La vite è arte, scienza ed economia

TORRAZZA COSTE.Come può il territorio pavese a partire dall'Oltrepo diventare la culla di un nuovo modo di interpretare il made in Italy? A questa domanda proverà a rispondere il professor Giuseppe Fogliani in occasione di una importante giornata di studi e di incontro in programma domenica a Torrazza Coste e a Codevilla dal titolo «Il Rinascimento dell'Oltrepo Pavese, culla storica della vitivinicoltura italiana. La vite nell'arte, nelle scienze e nell'economia». Il convegno si terrà nella sede delle Cantine Torrevilla alle 9,30 e sarà introdotto da Luigi Ferrari, presidente Torrevilla; Mario Anselmi, sindaco di Torrazza; Paolo Marchesotti, sindaco di Codevilla; Piero Mossi, presidente della Camera di Commercio; Vittorio Ruffinazzi, presidente del Consorzio Vini Doc; Serafino Bassanetti, presidente della Banca Centropadana; Elio Berogno, presidente della Comunità Montana.
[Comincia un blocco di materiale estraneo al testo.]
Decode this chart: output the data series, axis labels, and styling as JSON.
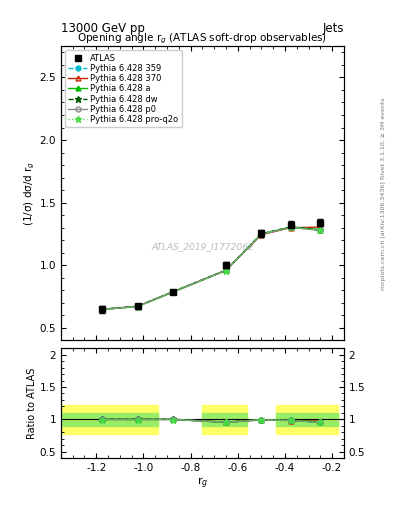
{
  "title_top": "13000 GeV pp",
  "title_right": "Jets",
  "plot_title": "Opening angle r$_g$ (ATLAS soft-drop observables)",
  "watermark": "ATLAS_2019_I1772062",
  "xlabel": "r$_g$",
  "ylabel_main": "(1/σ) dσ/d r$_g$",
  "ylabel_ratio": "Ratio to ATLAS",
  "right_label": "Rivet 3.1.10, ≥ 3M events",
  "right_label2": "mcplots.cern.ch [arXiv:1306.3436]",
  "x": [
    -1.175,
    -1.025,
    -0.875,
    -0.65,
    -0.5,
    -0.375,
    -0.25
  ],
  "atlas_y": [
    0.648,
    0.672,
    0.787,
    1.005,
    1.255,
    1.325,
    1.34
  ],
  "atlas_yerr": [
    0.025,
    0.018,
    0.018,
    0.025,
    0.03,
    0.03,
    0.03
  ],
  "py359_y": [
    0.648,
    0.672,
    0.787,
    0.96,
    1.25,
    1.305,
    1.28
  ],
  "py370_y": [
    0.648,
    0.672,
    0.787,
    0.96,
    1.245,
    1.3,
    1.305
  ],
  "pya_y": [
    0.648,
    0.672,
    0.787,
    0.96,
    1.25,
    1.305,
    1.285
  ],
  "pydw_y": [
    0.65,
    0.674,
    0.789,
    0.962,
    1.252,
    1.307,
    1.282
  ],
  "pyp0_y": [
    0.648,
    0.672,
    0.787,
    0.96,
    1.248,
    1.303,
    1.278
  ],
  "pyproq2o_y": [
    0.646,
    0.67,
    0.785,
    0.958,
    1.25,
    1.303,
    1.28
  ],
  "ratio_py359": [
    1.0,
    1.0,
    1.0,
    0.955,
    0.996,
    0.985,
    0.955
  ],
  "ratio_py370": [
    1.0,
    1.0,
    1.0,
    0.955,
    0.991,
    0.982,
    0.974
  ],
  "ratio_pya": [
    1.0,
    1.0,
    1.0,
    0.955,
    0.996,
    0.985,
    0.959
  ],
  "ratio_pydw": [
    1.003,
    1.003,
    1.002,
    0.957,
    0.997,
    0.986,
    0.957
  ],
  "ratio_pyp0": [
    1.0,
    1.0,
    1.0,
    0.955,
    0.994,
    0.983,
    0.954
  ],
  "ratio_pyproq2o": [
    0.997,
    0.997,
    0.997,
    0.953,
    0.996,
    0.984,
    0.955
  ],
  "ylim_main": [
    0.4,
    2.75
  ],
  "ylim_ratio": [
    0.4,
    2.1
  ],
  "xlim": [
    -1.35,
    -0.15
  ],
  "yticks_main": [
    0.5,
    1.0,
    1.5,
    2.0,
    2.5
  ],
  "yticks_ratio": [
    0.5,
    1.0,
    1.5,
    2.0
  ],
  "xticks": [
    -1.2,
    -1.0,
    -0.8,
    -0.6,
    -0.4,
    -0.2
  ],
  "color_atlas": "#000000",
  "color_359": "#00BBCC",
  "color_370": "#CC2200",
  "color_a": "#00BB00",
  "color_dw": "#005500",
  "color_p0": "#888888",
  "color_proq2o": "#44DD44",
  "band1_xlo": -1.35,
  "band1_xhi": -0.9375,
  "band2_xlo": -0.75,
  "band2_xhi": -0.5625,
  "band3_xlo": -0.4375,
  "band3_xhi": -0.175,
  "yellow_lo": 0.77,
  "yellow_hi": 1.22,
  "green_lo": 0.9,
  "green_hi": 1.1
}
Introdurrà i lavori l'assessore regionale Giancarlo Abelli al quale seguirà la relazione del professor Giuseppe Fogliani che presenterà il progetto «Programma storico, scientifico e culturale sul tema della vite e sull'orgoglio oltrepadano per le ricchezze naturali, artistiche e storico-economico di cui dispone». A seguire gli interventi di Antonella Zucchella del Dipartimento di Ricerche aziendali dell'Università pavese, l'assessore provinciale all'agricoltura Ruggero Invernizzi, Gaspare Volonterio dell'Istituto di Enologia dell'Università di Milano, Francesco Mapelli presidente dell'Ersaf, Giancarlo Villa direttore generale della Banca Centropadana e Guerrino Saviotti direttore di Torrevilla e coordinatore del convegno. Le conclusioni saranno affidate all'onorevole Giacomo De Ghislanzoni presidente della Commissione Agricoltura della Camera. Seguirà l'inaugurazione del reparto di affinamento dei vini della Cantina di Torrazza e nel pomeriggio nella Pinacoteca Maria Maddalena Rossi dalle 15 alle 19 saranno esposte tele dell'800 del Fondo Gallini. In serata, a Codevilla nella Torre Vinaria Torrevilla alle 21 il Concerto di chiusura con i maestri Mario Carbotta e Luisa Prandina che eseguiranno arie di Vivaldi, Bach, Rossini, Donizetti e Nino Rota. Il concerto sarà preceduto dalla proiezione delle diapositive di Fabrizio Capecchi «Le stagioni in Oltrepo». (m.p.a.)